Les risques du «merdier»
«Je ne crois pas avoir une multitude de dons, mais il y en a un dont je suis certain : je vois le futur», déclarait en riant Francis Ford Coppola dans une interview aux Cahiers du cinéma publiée ce mois-ci. Peggy Sue voit son propre futur, elle aussi, et vit en conséquence. Les soldats fantoches de Gardens of Stone qui veulent partir se battre en Asie sont clairvoyants eux aussi, peut-être grâce à leur proximité avec la mort : s’ils sont envoyés au Vietnam, ils reviendront dans un cercueil. Comme l’amour, la guerre a ses raisons que la raison ignore. La jeune recrue, Willow (D. B. Sweeney), s’engage volontairement pour «partir au front» afin de se rendre «utile» au pays et rendre fier son père, vétéran de la guerre de Corée; son supérieur et ami, le sergent Clell Hazard (James Caan), veut, lui, y aller pour des raisons plus personnelles, embourbées dans un conflit de l’esprit et de la morale.
Depuis Washington et une vie rythmée par les manifestations anti-Vietnam devant le Capitole, toujours hors-champ, Hazard sait les risques du «merdier», qu’il recrée dans un exercice quasi parodique. «Bienvenue dans le show business», lance le sergent-major Nelson (James Earl Jones) à Willow lors de son arrivée au camp, pour exercer un service désigné comme «le théâtre kabuki de l’armée» (on pensera aussi à cette scène de bar, où les Doors et Marvin Gaye, «soundtracks» inévitables des films sur le Vietnam, passent en fond pendant que des soldats alcoolisés se bagarrent). Deux répliques qui rappellent les mots de Coppola à Cannes, lors de la conférence de presse d’Apocalypse Now : «Mon film n’est pas un film sur le Vietnam. C’est le Vietnam», en référence à son tournage chaotique et démesuré. Gardens of Stone, comme Peggy Sue Got Married, sont deux films formidables sur l’envie de s’échapper vers la réalité, celle de la guerre ou celle du présent/futur, dans une volonté d’émancipation féminine (Peggy Sue…) et masculine (Gardens of Stone).
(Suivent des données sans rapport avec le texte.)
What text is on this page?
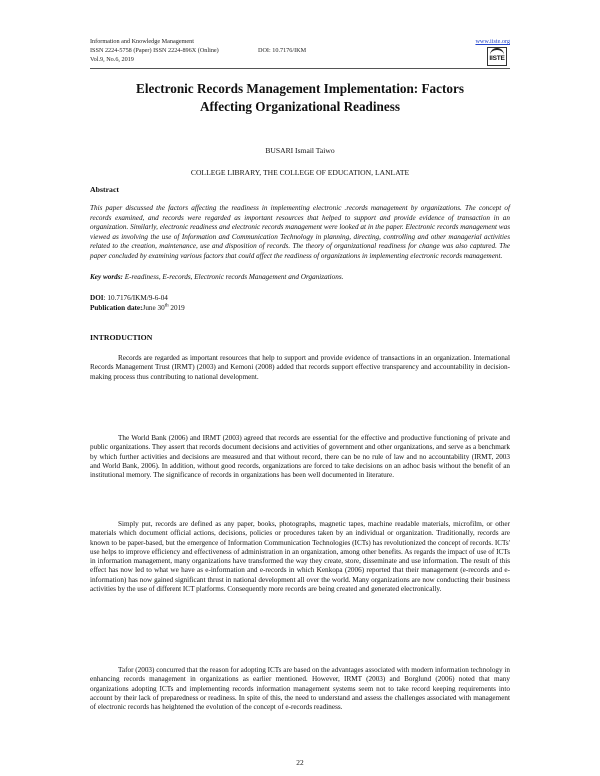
Information and Knowledge Management
ISSN 2224-5758 (Paper) ISSN 2224-896X (Online)
Vol.9, No.6, 2019
DOI: 10.7176/IKM
www.iiste.org
IISTE
Electronic Records Management Implementation: Factors Affecting Organizational Readiness
BUSARI Ismail Taiwo
COLLEGE LIBRARY, THE COLLEGE OF EDUCATION, LANLATE
Abstract
This paper discussed the factors affecting the readiness in implementing electronic .records management by organizations. The concept of records examined, and records were regarded as important resources that helped to support and provide evidence of transaction in an organization. Similarly, electronic readiness and electronic records management were looked at in the paper. Electronic records management was viewed as involving the use of Information and Communication Technology in planning, directing, controlling and other managerial activities related to the creation, maintenance, use and disposition of records. The theory of organizational readiness for change was also captured. The paper concluded by examining various factors that could affect the readiness of organizations in implementing electronic records management.
Key words: E-readiness, E-records, Electronic records Management and Organizations.
DOI: 10.7176/IKM/9-6-04
Publication date:June 30th 2019
INTRODUCTION
Records are regarded as important resources that help to support and provide evidence of transactions in an organization. International Records Management Trust (IRMT) (2003) and Kemoni (2008) added that records support effective transparency and accountability in decision-making process thus contributing to national development.
The World Bank (2006) and IRMT (2003) agreed that records are essential for the effective and productive functioning of private and public organizations. They assert that records document decisions and activities of government and other organizations, and serve as a benchmark by which further activities and decisions are measured and that without record, there can be no rule of law and no accountability (IRMT, 2003 and World Bank, 2006). In addition, without good records, organizations are forced to take decisions on an adhoc basis without the benefit of an institutional memory. The significance of records in organizations has been well documented in literature.
Simply put, records are defined as any paper, books, photographs, magnetic tapes, machine readable materials, microfilm, or other materials which document official actions, decisions, policies or procedures taken by an individual or organization. Traditionally, records are known to be paper-based, but the emergence of Information Communication Technologies (ICTs) has revolutionized the concept of records. ICTs' use helps to improve efficiency and effectiveness of administration in an organization, among other benefits. As regards the impact of use of ICTs in information management, many organizations have transformed the way they create, store, disseminate and use information. The result of this effect has now led to what we have as e-information and e-records in which Kenkopa (2006) reported that their management (e-records and e-information) has now gained significant thrust in national development all over the world. Many organizations are now conducting their business activities by the use of different ICT platforms. Consequently more records are being created and generated electronically.
Tafor (2003) concurred that the reason for adopting ICTs are based on the advantages associated with modern information technology in enhancing records management in organizations as earlier mentioned. However, IRMT (2003) and Borglund (2006) noted that many organizations adopting ICTs and implementing records information management systems seem not to take record keeping requirements into account by their lack of preparedness or readiness. In spite of this, the need to understand and assess the challenges associated with management of electronic records has heightened the evolution of the concept of e-records readiness.
22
Depuis plus de vingt ans, Francis Ford Coppola travaille à son projet ultime : Megalopolis, ou l’histoire d’un architecte qui veut recréer la ville idéale à la place de New York, dévastée par un cataclysme. Une utopie, au sens philosophique du terme, qui rejoint les thématiques chères au cinéaste et que l’on retrouve dans les deux films traités ici. Mais l’utopie ne dure qu’un temps : ce «grand sentimental» revoit et remonte ses films. C’était le cas pour Apocalypse Now, The Outsiders, The Cotton Club et, désormais, The Godfather: Part III (film à partir duquel il réintègre som nom complet) dont un nouveau montage est sorti en décembre, sous-titré «La Mort de Michael Corleone», mais dans lequel le personnage d’Al Pacino ne meurt pas, comme le soldat Willow, tué au Vietnam et enterré deux fois dans Gardens of Stone (au début et à la fin), sans qu’on ne le voie jamais. «La mort de l’âme et non du corps», selon Coppola. Mais avant de mourir l’âme et le corps célèbrent leur vie dans un tourbillon vertigineux – à l’instar de Gian-Carlo, fils aîné du réalisateur, mort dans un accident de bateau entre la réalisation de Peggy Sue… et Gardens of Stone – dont voici deux exemples de fiction immanquables.